Há algumas semanas, o meu melhor amigo me convidou pra gente criar um podcast e adivinha qual o primeiro pensamento que passou pela cabeça? Exato, que eu não sou boa falando. Eu falei “sim” pra ele num ato de consideração, mas depois esse pensamento tomou conta de mim e eu precisei recusar o convite, não só por isso, mas esse é o principal motivo. Até que poucos dias depois eu tive que discorrer sobre um artigo que escrevi para a aula de Sociologia individualmente, e antes de avaliar a pesquisa o professor me disse:

“Nossa! Como você fala bem, sua dicção é ótima e você é bem assertiva com as palavras, fácil de entender até pra quem não leu o seu trabalho. Parabéns” – sim eu lembro de cada palavrinha porque essa frase foi muito importante.

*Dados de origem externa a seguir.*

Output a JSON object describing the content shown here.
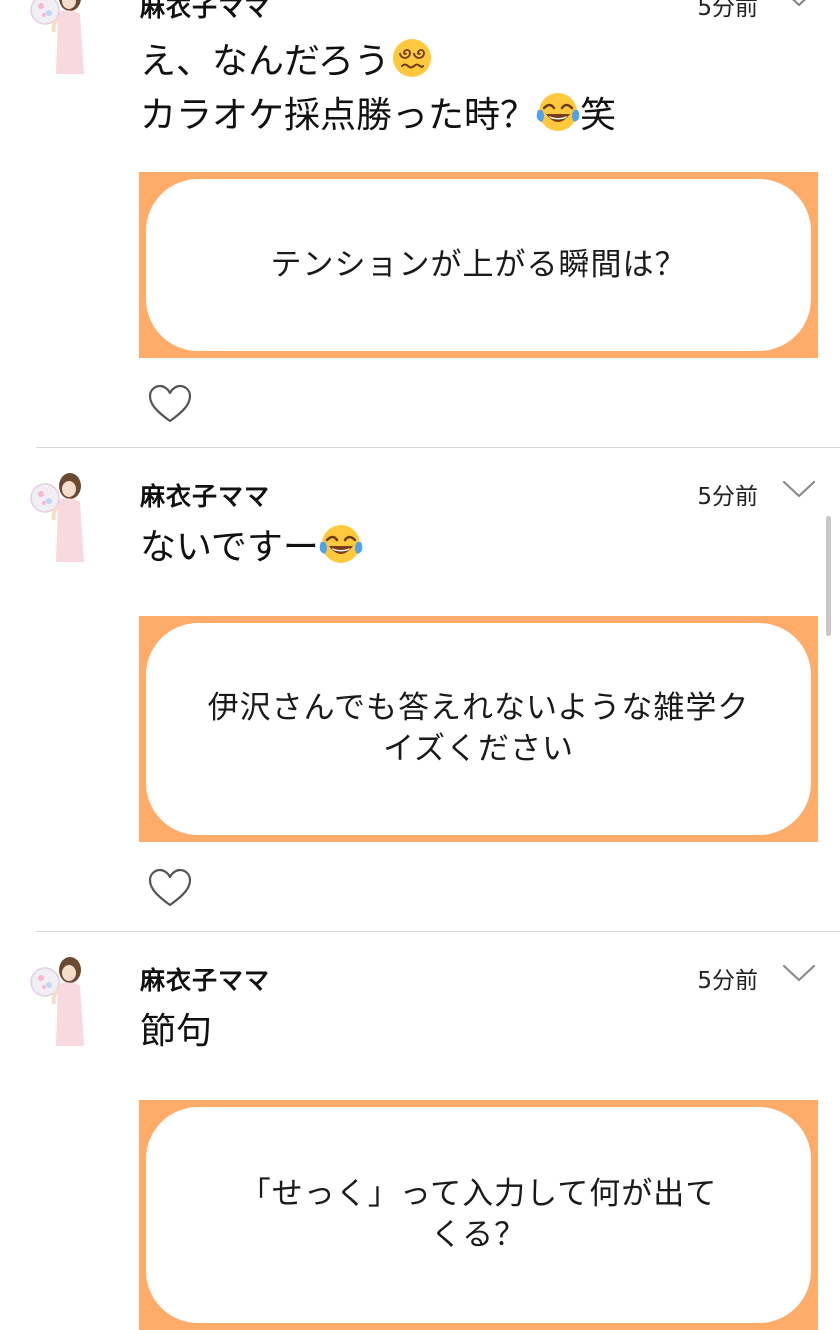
{
  "posts": [
    {
      "username": "麻衣子ママ",
      "timestamp": "5分前",
      "reply_lines": [
        {
          "text": "え、なんだろう",
          "emoji": "dizzy-face"
        },
        {
          "text": "カラオケ採点勝った時？",
          "emoji": "tears-of-joy",
          "suffix": "笑"
        }
      ],
      "question": "テンションが上がる瞬間は？",
      "like_icon": "heart-outline-icon"
    },
    {
      "username": "麻衣子ママ",
      "timestamp": "5分前",
      "reply_lines": [
        {
          "text": "ないですー",
          "emoji": "tears-of-joy"
        }
      ],
      "question_lines": [
        "伊沢さんでも答えれないような雑学ク",
        "イズください"
      ],
      "like_icon": "heart-outline-icon"
    },
    {
      "username": "麻衣子ママ",
      "timestamp": "5分前",
      "reply_lines": [
        {
          "text": "節句"
        }
      ],
      "question_lines": [
        "「せっく」って入力して何が出て",
        "くる？"
      ]
    }
  ],
  "colors": {
    "card_border": "#ffac6a",
    "divider": "#d6d6d6",
    "emoji_yellow": "#ffc83d"
  }
}
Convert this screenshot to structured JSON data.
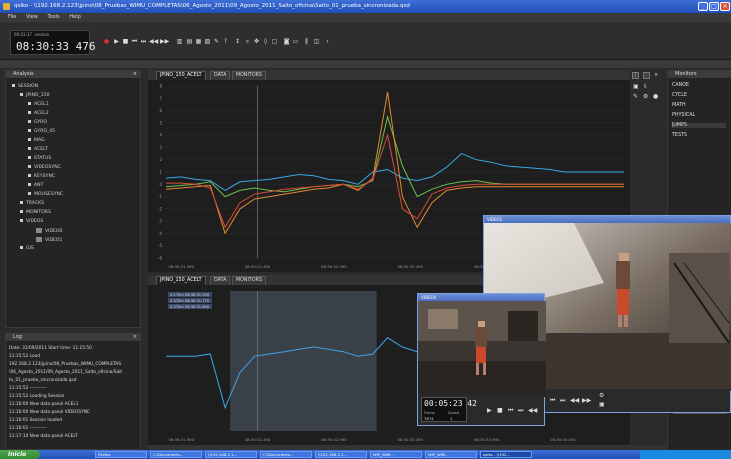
{
  "window": {
    "title": "qslko - \\\\192.168.2.123\\jpino\\08_Pruebas_WIMU_COMPLETAS\\06_Agosto_2011\\09_Agosto_2011_Salto_oficina\\Salto_01_prueba_sincronizada.qsd"
  },
  "menu": [
    "File",
    "View",
    "Tools",
    "Help"
  ],
  "clock": {
    "small_time": "00:03:37",
    "small_label": "session",
    "time": "08:30:33 476"
  },
  "analysis": {
    "title": "Analysis",
    "tree": [
      {
        "label": "SESSION",
        "indent": 0
      },
      {
        "label": "JPINO_150",
        "indent": 1
      },
      {
        "label": "ACEL1",
        "indent": 2
      },
      {
        "label": "ACEL2",
        "indent": 2
      },
      {
        "label": "GYRO",
        "indent": 2
      },
      {
        "label": "GYRO_45",
        "indent": 2
      },
      {
        "label": "MAG",
        "indent": 2
      },
      {
        "label": "ACELT",
        "indent": 2
      },
      {
        "label": "STATUS",
        "indent": 2
      },
      {
        "label": "VIDEOSYNC",
        "indent": 2
      },
      {
        "label": "KEYSYNC",
        "indent": 2
      },
      {
        "label": "ANT",
        "indent": 2
      },
      {
        "label": "MOUSESYNC",
        "indent": 2
      },
      {
        "label": "TRACKS",
        "indent": 1
      },
      {
        "label": "MONITORS",
        "indent": 1
      },
      {
        "label": "VIDEOS",
        "indent": 1
      },
      {
        "label": "VIDEO0",
        "indent": 3
      },
      {
        "label": "VIDEO1",
        "indent": 3
      },
      {
        "label": "GIS",
        "indent": 1
      }
    ]
  },
  "log": {
    "title": "Log",
    "lines": [
      "Date: 31/09/2011   Start time: 11:15:50",
      "11:15:52 Load",
      "192.168.2.123/jpino/08_Pruebas_WIMU_COMPLETAS",
      "\\06_Agosto_2011/09_Agosto_2011_Salto_oficina/Salt",
      "to_01_prueba_sincronizada.qsd",
      "11:15:52 -----------",
      "11:15:52 Loading Session",
      "11:16:00 New data panel ACEL1",
      "11:16:00 New data panel VIDEOSYNC",
      "11:16:01 Session loaded",
      "11:16:01 -----------",
      "11:17:10 New data panel ACELT"
    ]
  },
  "monitors": {
    "title": "Monitors",
    "items": [
      "CANOE",
      "CYCLE",
      "MATH",
      "PHYSICAL",
      "JUMPS",
      "TESTS"
    ]
  },
  "panel1": {
    "tabs": [
      "JPINO_150_ACELT",
      "DATA",
      "MONITORS"
    ]
  },
  "panel2": {
    "tabs": [
      "JPINO_150_ACELT",
      "DATA",
      "MONITORS"
    ]
  },
  "video_small": {
    "title": "VIDEO0",
    "time": "00:05:23 42",
    "frame_label": "Frame",
    "frame": "7674",
    "speed_label": "Speed",
    "speed": "1"
  },
  "video_large": {
    "title": "VIDEO1"
  },
  "taskbar": {
    "start": "Inicio",
    "tasks": [
      "Firefox",
      "C:\\Documents...",
      "\\\\192.168.2.1...",
      "C:\\Documents...",
      "\\\\192.168.2.1...",
      "WIP_WIM...",
      "WIP_WIM...",
      "qslko - \\\\192..."
    ]
  },
  "colors": {
    "series_blue": "#3aa6e6",
    "series_green": "#6cc04a",
    "series_orange": "#e08a2c",
    "series_red": "#d84a3a",
    "accent": "#3a6fd8"
  },
  "chart_data": [
    {
      "type": "line",
      "title": "",
      "x": [
        "08:30:31.990",
        "08:30:32.490",
        "08:30:32.990",
        "08:30:33.490",
        "08:30:33.990",
        "08:30:34.490"
      ],
      "yticks": [
        8,
        7,
        6,
        5,
        4,
        3,
        2,
        1,
        0,
        -1,
        -2,
        -3,
        -4,
        -5,
        -6
      ],
      "ylim": [
        -6,
        8
      ],
      "series": [
        {
          "values": [
            0.5,
            0.6,
            0.4,
            0.3,
            -0.5,
            0.2,
            0.3,
            0.4,
            0.6,
            0.8,
            0.7,
            0.4,
            0.3,
            0.0,
            1.0,
            1.2,
            0.5,
            0.3,
            0.6,
            1.4,
            2.5,
            2.0,
            1.8,
            1.5,
            1.4,
            1.3,
            1.2,
            1.0,
            1.0,
            1.0,
            1.0,
            1.0
          ]
        },
        {
          "values": [
            -0.2,
            -0.1,
            0.0,
            0.2,
            -1.0,
            -0.5,
            -0.3,
            -0.5,
            -0.6,
            -0.4,
            -0.2,
            -0.1,
            0.0,
            -0.2,
            0.3,
            5.5,
            1.5,
            -1.0,
            -0.4,
            0.0,
            0.2,
            0.3,
            0.1,
            0.0,
            0.0,
            0.0,
            0.0,
            0.0,
            0.0,
            0.0,
            0.0,
            0.0
          ]
        },
        {
          "values": [
            -0.4,
            -0.3,
            -0.2,
            -0.1,
            -4.0,
            -2.0,
            -1.2,
            -1.0,
            -0.8,
            -0.6,
            -0.4,
            -0.3,
            0.0,
            -0.5,
            0.5,
            7.5,
            -1.0,
            -3.5,
            -1.5,
            -0.5,
            -0.3,
            -0.2,
            -0.2,
            -0.2,
            -0.2,
            -0.2,
            -0.2,
            -0.2,
            -0.2,
            -0.2,
            -0.2,
            -0.2
          ]
        },
        {
          "values": [
            0.1,
            0.1,
            0.0,
            -0.3,
            -3.5,
            -1.5,
            -0.8,
            -0.6,
            -0.4,
            -0.3,
            -0.2,
            -0.1,
            0.0,
            -0.4,
            0.4,
            4.0,
            -2.0,
            -2.8,
            -0.8,
            -0.3,
            -0.1,
            0.0,
            0.0,
            0.0,
            0.0,
            0.0,
            0.0,
            0.0,
            0.0,
            0.0,
            0.0,
            0.0
          ]
        }
      ]
    },
    {
      "type": "line",
      "title": "",
      "x": [
        "08:30:31.990",
        "08:30:32.490",
        "08:30:32.990",
        "08:30:33.490",
        "08:30:33.990",
        "08:30:34.490"
      ],
      "legend": [
        "0.270m 08:30:31.550",
        "0.370m 08:30:31.770",
        "0.370m 08:30:31.800"
      ],
      "series": [
        {
          "values": [
            0.2,
            0.2,
            0.2,
            0.3,
            -2.0,
            -0.5,
            0.2,
            0.3,
            0.4,
            0.5,
            0.6,
            0.5,
            0.4,
            0.2,
            0.3,
            1.0,
            0.6,
            0.4,
            0.3,
            0.3,
            0.3,
            0.3,
            0.3,
            0.3,
            0.3,
            0.3,
            0.3,
            0.3,
            0.3,
            0.3,
            0.3,
            0.3
          ]
        }
      ]
    }
  ]
}
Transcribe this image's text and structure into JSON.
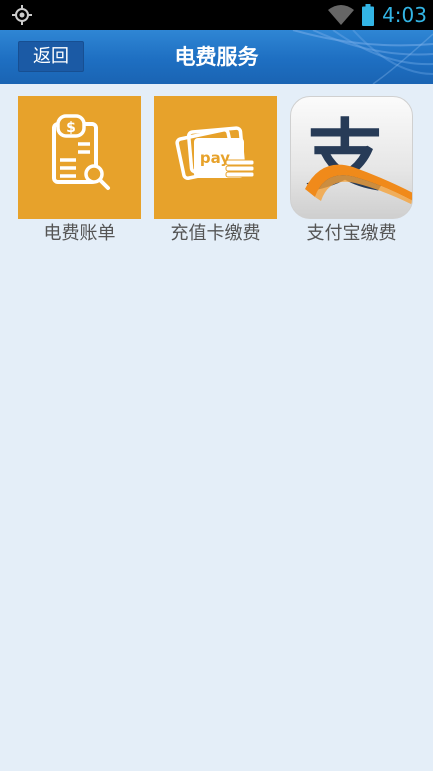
{
  "status_bar": {
    "time": "4:03",
    "left_icon": "gps-icon",
    "wifi_icon": "wifi-icon",
    "battery_icon": "battery-icon"
  },
  "header": {
    "back_label": "返回",
    "title": "电费服务"
  },
  "tiles": [
    {
      "label": "电费账单",
      "icon": "bill-search-icon",
      "color": "#e7a22b"
    },
    {
      "label": "充值卡缴费",
      "icon": "pay-card-icon",
      "color": "#e7a22b",
      "icon_text": "pay"
    },
    {
      "label": "支付宝缴费",
      "icon": "alipay-icon",
      "icon_text": "支"
    }
  ],
  "colors": {
    "header_blue": "#1e6fc2",
    "background": "#e4eef8",
    "status_accent": "#33b5e5",
    "tile_orange": "#e7a22b"
  }
}
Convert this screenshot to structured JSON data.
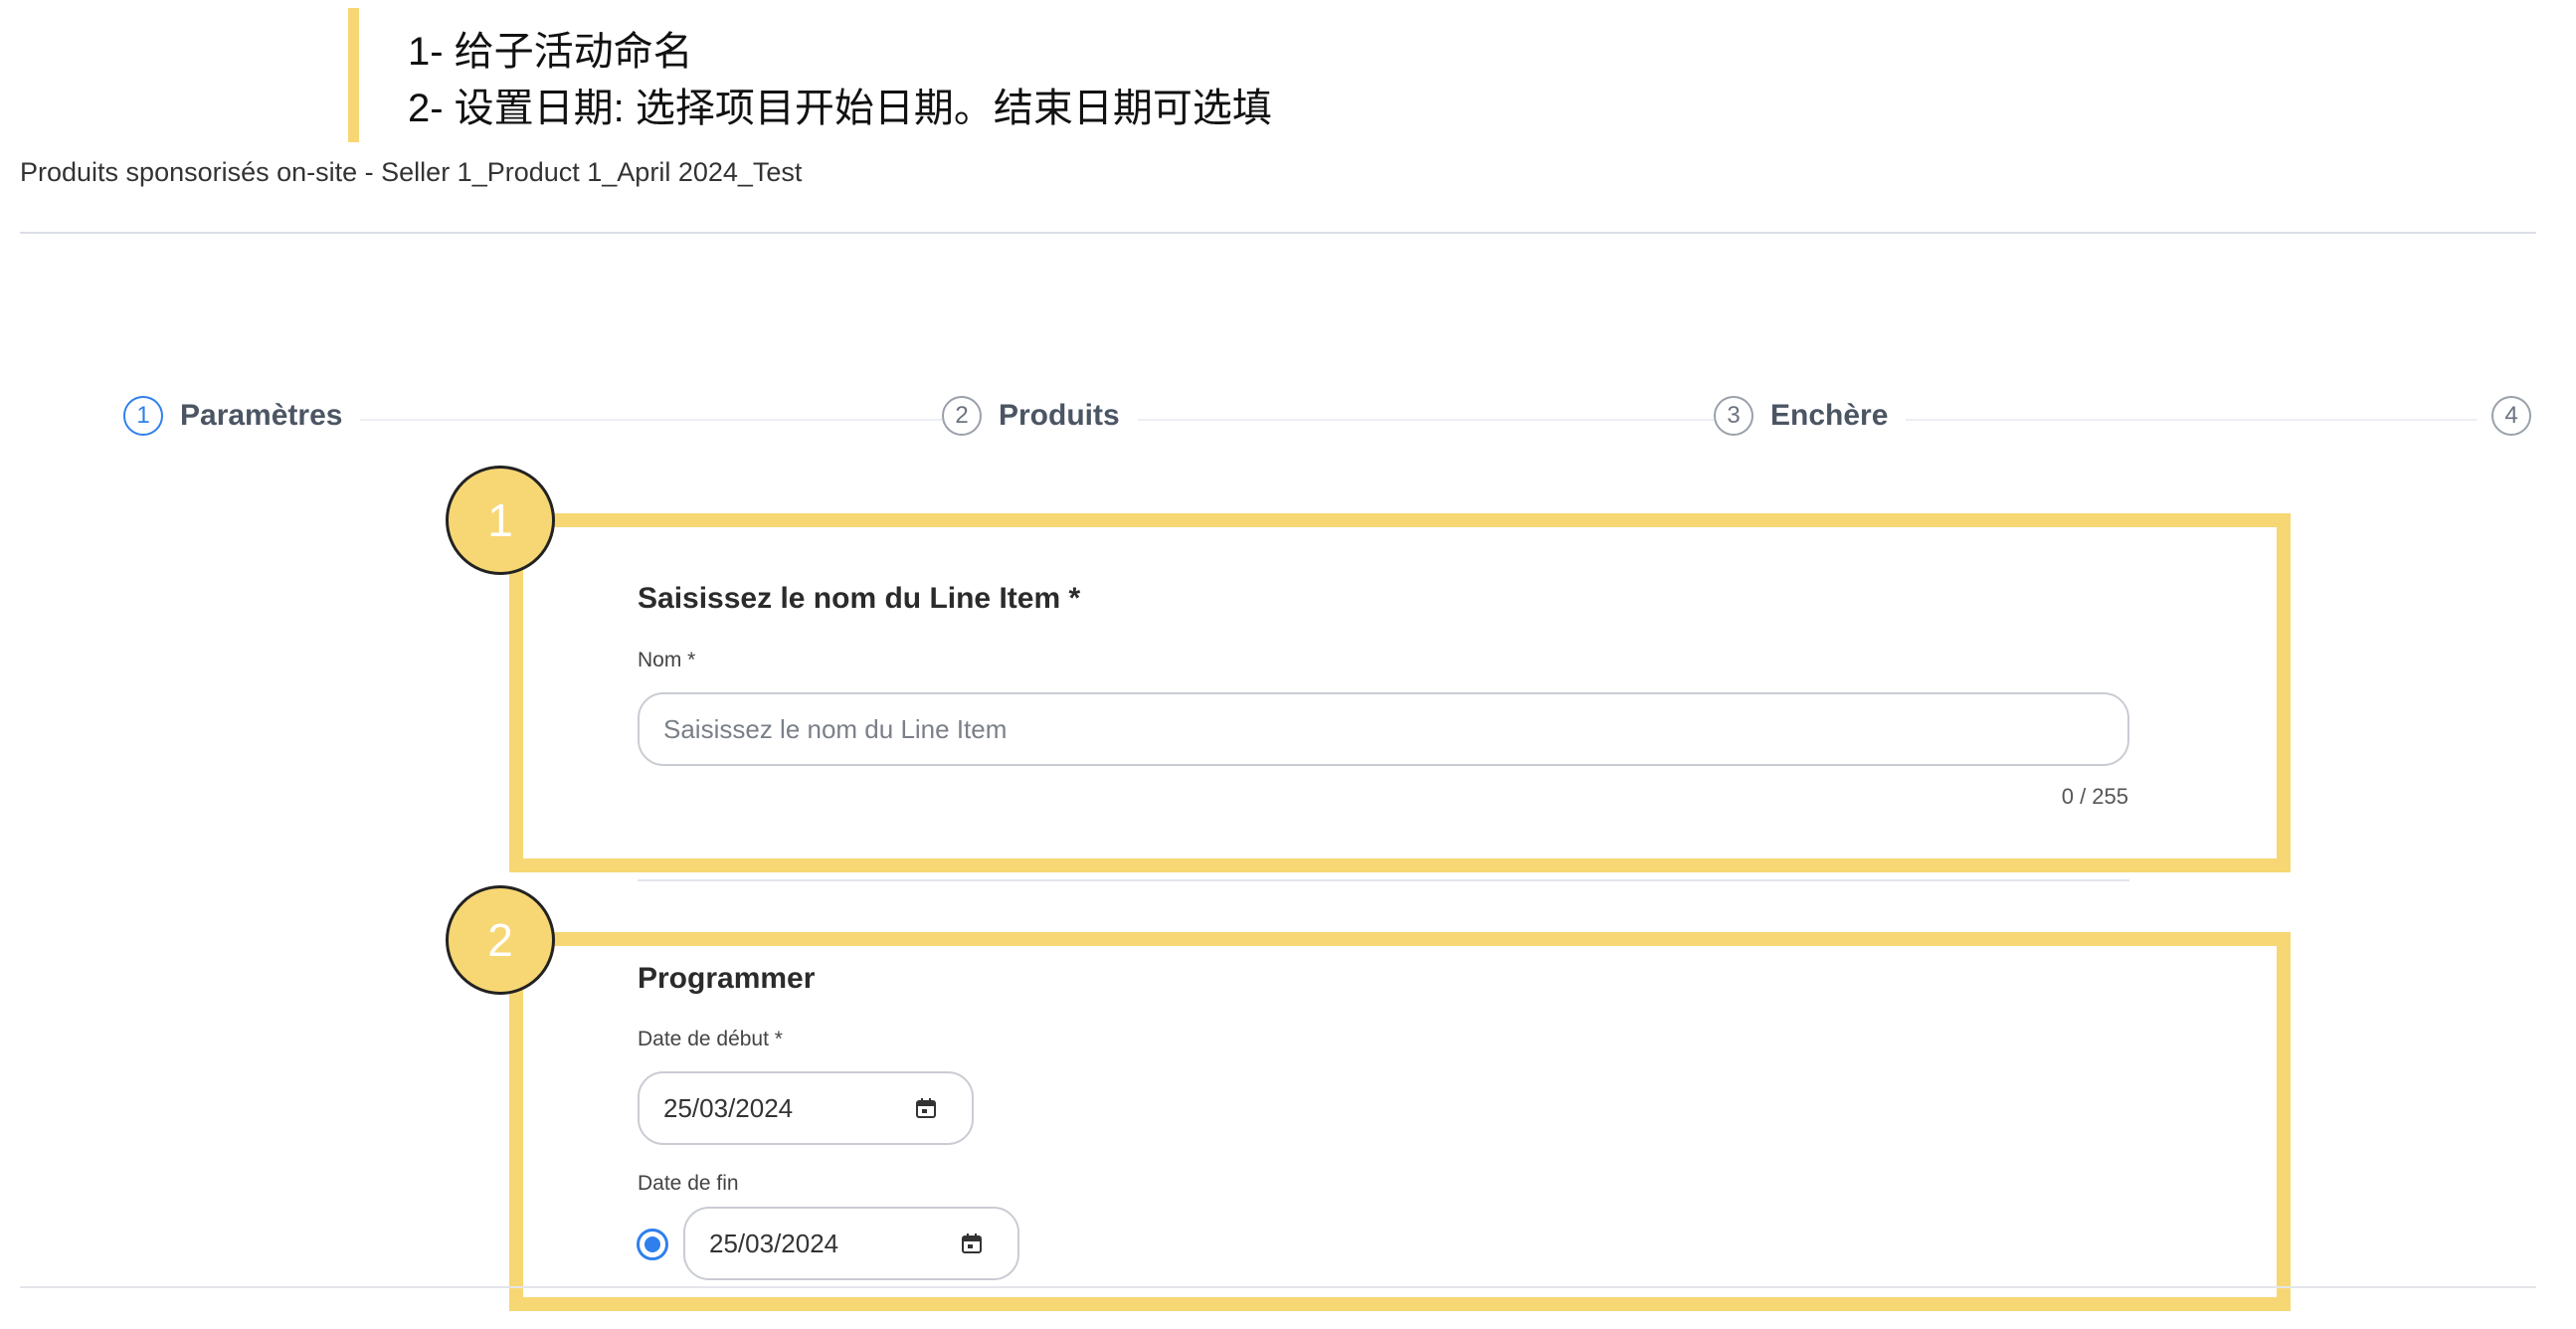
{
  "instructions": {
    "line1": "1- 给子活动命名",
    "line2": "2- 设置日期: 选择项目开始日期。结束日期可选填"
  },
  "page": {
    "subtitle": "Produits sponsorisés on-site - Seller 1_Product 1_April 2024_Test"
  },
  "stepper": {
    "steps": [
      {
        "number": "1",
        "label": "Paramètres",
        "active": true
      },
      {
        "number": "2",
        "label": "Produits",
        "active": false
      },
      {
        "number": "3",
        "label": "Enchère",
        "active": false
      },
      {
        "number": "4",
        "label": "",
        "active": false
      }
    ]
  },
  "annotations": {
    "badge1": "1",
    "badge2": "2",
    "highlight_color": "#f7d774"
  },
  "name_section": {
    "title": "Saisissez le nom du Line Item",
    "required_mark": "*",
    "field_label": "Nom *",
    "placeholder": "Saisissez le nom du Line Item",
    "value": "",
    "counter": "0 / 255"
  },
  "schedule_section": {
    "title": "Programmer",
    "start_label": "Date de début *",
    "start_value": "25/03/2024",
    "end_label": "Date de fin",
    "end_value": "25/03/2024",
    "end_enabled": true,
    "calendar_icon": "calendar-icon"
  },
  "colors": {
    "accent": "#2f80ed",
    "highlight": "#f7d774"
  }
}
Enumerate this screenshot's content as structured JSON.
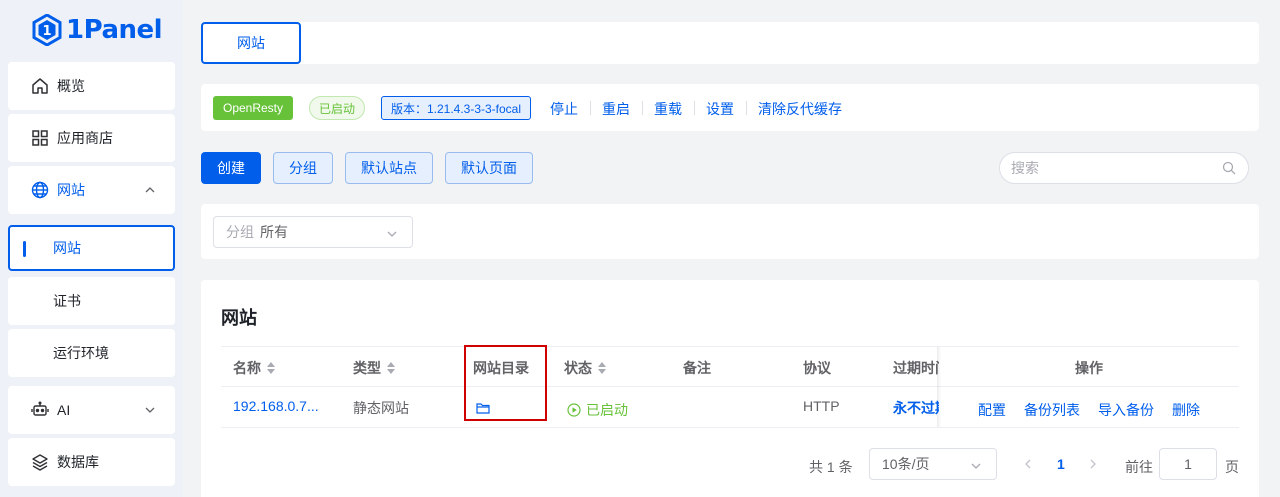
{
  "app": {
    "name": "1Panel"
  },
  "sidebar": {
    "items": [
      {
        "label": "概览",
        "icon": "home-icon"
      },
      {
        "label": "应用商店",
        "icon": "grid-icon"
      },
      {
        "label": "网站",
        "icon": "globe-icon",
        "expanded": true
      },
      {
        "label": "网站",
        "active": true
      },
      {
        "label": "证书"
      },
      {
        "label": "运行环境"
      },
      {
        "label": "AI",
        "icon": "robot-icon"
      },
      {
        "label": "数据库",
        "icon": "layers-icon"
      }
    ]
  },
  "tabs": {
    "active": "网站"
  },
  "status_bar": {
    "app_tag": "OpenResty",
    "state_tag": "已启动",
    "version_tag": "版本：1.21.4.3-3-3-focal",
    "actions": [
      "停止",
      "重启",
      "重载",
      "设置",
      "清除反代缓存"
    ]
  },
  "toolbar": {
    "create": "创建",
    "group": "分组",
    "default_site": "默认站点",
    "default_page": "默认页面",
    "search_placeholder": "搜索"
  },
  "filter": {
    "label": "分组",
    "value": "所有"
  },
  "table": {
    "title": "网站",
    "columns": [
      "名称",
      "类型",
      "网站目录",
      "状态",
      "备注",
      "协议",
      "过期时间",
      "操作"
    ],
    "rows": [
      {
        "name": "192.168.0.7...",
        "type": "静态网站",
        "status": "已启动",
        "remark": "",
        "protocol": "HTTP",
        "expire": "永不过期",
        "ops": [
          "配置",
          "备份列表",
          "导入备份",
          "删除"
        ]
      }
    ]
  },
  "pagination": {
    "total": "共 1 条",
    "page_size": "10条/页",
    "current": "1",
    "goto_label": "前往",
    "goto_value": "1",
    "page_suffix": "页"
  },
  "colors": {
    "accent": "#005eeb",
    "success": "#67c23a",
    "highlight": "#d10000"
  }
}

Como estudo em formato híbrido, eu não tinha falado muito com ele, só trocado mensagens. Ele não fazia ideia de como eu me sairia, e nem eu. Foi depois disso que me lembrei que durante 6 anos da minha vida eu fui Educadora Social e dei aulas – por mais que eu considere mais confortável falar para crianças e adolescentes, eu falava e todo mundo entendia bem, existia uma troca fluida.

Eu nunca parei pra pensar que eu simplesmente falo, no meu atual trabalho eu falo com os meus colegas, eu falo com o meu chefe sobre possibilidades, eu falo com o cliente sobre as minhas ideias criativas, falo demais com a minha família. Eu falo.

E com um olhar mais atento a essa ação tão comum, eu venho percebendo que de fato eu falo e falo bem. Mesmo fazendo essa descoberta, eu sei que leva tempo até eu assumir isso de vez na minha vida e tocar os projetos que tenho vontade. Mas já é o começo do caminho, não é?

Não acredito que viver em busca de aprovação dos outros seja o ideal, mas aprovações como essa que eu tive podem transformar o dia ou a história de alguém e aí pode ser para o bem e para o mal. 

O que levo de reflexão é a importância de escutar o meu filho; e te dou essa dica para que você escute as crianças e os adolescentes com os quais convive e para além disso, faça afirmações à quem você ama, a quem você deseja o bem; sempre que puder, elogie o trabalho ou o esforço de alguém.

Com um total de zero reais você pode causar uma revolução!